Thank you both for your replies. I was unable to find any potassium permanganate in my area or online here. The day after, my GBR was almost completely covered with the white patches, had darkened, had become lethargic, had all his fins clamped and some fin rot he appeared on his tail and dorsal fin, so I could no longer wait to see if I could locate the treatments you mentioned.

So on Monday, I decided to go for a doubled and prolonged dosis of eSHa 2000 in combination with a prolonged dosis of eSHa EXIT (they can safely be used together). 2000 is a good “general cure” and EXIT contains methylene blue, which after doing some research can also be used to treat columnaris. It also contains malachite green, which is why my water has such a lovely green tint in the pictures I attached.

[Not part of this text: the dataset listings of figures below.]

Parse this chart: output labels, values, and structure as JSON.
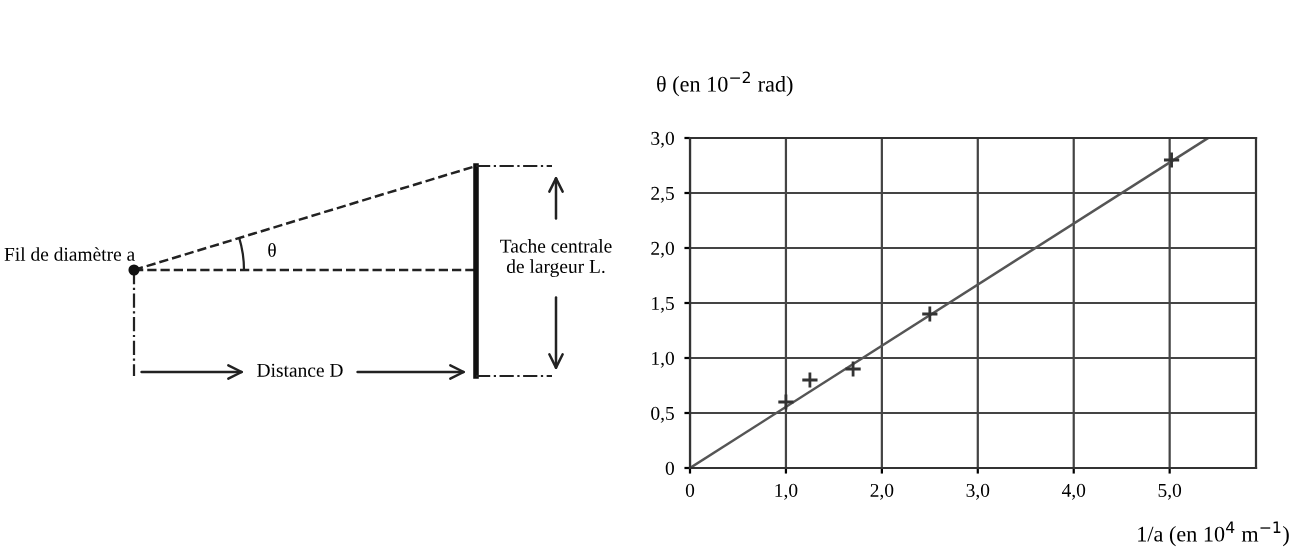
{
  "chart_data": {
    "type": "scatter",
    "ylabel": "θ (en 10$^{−2}$ rad)",
    "xlabel": "1/a (en 10$^{4}$ m$^{−1}$)",
    "series": [
      {
        "color": "#333333",
        "marker": "cross",
        "x": [
          1.0,
          1.25,
          1.7,
          2.5,
          5.02
        ],
        "values": [
          0.6,
          0.8,
          0.9,
          1.4,
          2.8
        ]
      },
      {
        "type": "line",
        "color": "#555555",
        "marker": "none",
        "line_style": "solid",
        "x": [
          0,
          5.4
        ],
        "values": [
          0,
          3.0
        ]
      }
    ],
    "xlim": [
      0,
      5.9
    ],
    "ylim": [
      0,
      3.0
    ],
    "xticks": [
      0,
      {
        "value": 1,
        "label": "1,0"
      },
      {
        "value": 2,
        "label": "2,0"
      },
      {
        "value": 3,
        "label": "3,0"
      },
      {
        "value": 4,
        "label": "4,0"
      },
      {
        "value": 5,
        "label": "5,0"
      }
    ],
    "yticks": [
      0,
      {
        "value": 0.5,
        "label": "0,5"
      },
      {
        "value": 1,
        "label": "1,0"
      },
      {
        "value": 1.5,
        "label": "1,5"
      },
      {
        "value": 2,
        "label": "2,0"
      },
      {
        "value": 2.5,
        "label": "2,5"
      },
      {
        "value": 3,
        "label": "3,0"
      }
    ],
    "grid": true,
    "annotations": [
      "Fil de diamètre a",
      "θ",
      "Tache centrale\nde largeur L.",
      "Distance D"
    ]
  }
}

The GBR was still the only one with visible symptoms, so I’ve been treating him as well with a daily 20-25 min salt dip (1.5-2 teaspoons of salt to a litre) followed by 2 hours of quarantine (all in water from the original tank to reduce stress) before going back into the original tank. He was obviously stressed out, but after just one day his fins were unclamped, he had lightened visibly and was as energetic as he used to be. So I kept doing this once a day and now the white patching is almost all gone apart from on his dorsal fin. He still has some fin rot going, but he’s coloured back up enormously, so I’m feeling confident that he’ll recover. I’m giving him a break from the daily salt dip today - do you think I should continue?
I attached some pictures of him from right now - as stated, there’s a nice malachite green colour to everything, but you can still see the remaining white patch, the fin rot, and that he’s coloured up again nice and good (though he does look exceptionally more vibrant (and less green) in person - forgive my phone camera, hehe).

I plan to let the medication sit in the water for another day, then do a 50 % water change and run some carbon in the filter, to get it all out. The Seachem Equilibrium should arrive on Monday, so I can begin adding that to the water, which should keep a healthy level of electrolyte minerals that can help prevent any future outbreaks. To ease away the fin rot, I’ll be continuing the big water changes frequently, which to my knowledge is the best way to get rid of it? (Correct me if I’m wrong - I’ve only had it one time, where the quarantine and medication was unsuccessful). I also plan on replacing the substrate , or at least removing the top half of it and thoroughly cleaning the rest, within the next few weeks, because I have a suspicion that there might be some villainous bacteria hiding in there.

Does this sound like a good plan? Thank you for taking the time to read this. I apologize for writing such novels, but I figured the more information, the better, especially for anyone else reading this that could be dealing with some of the same issues as me.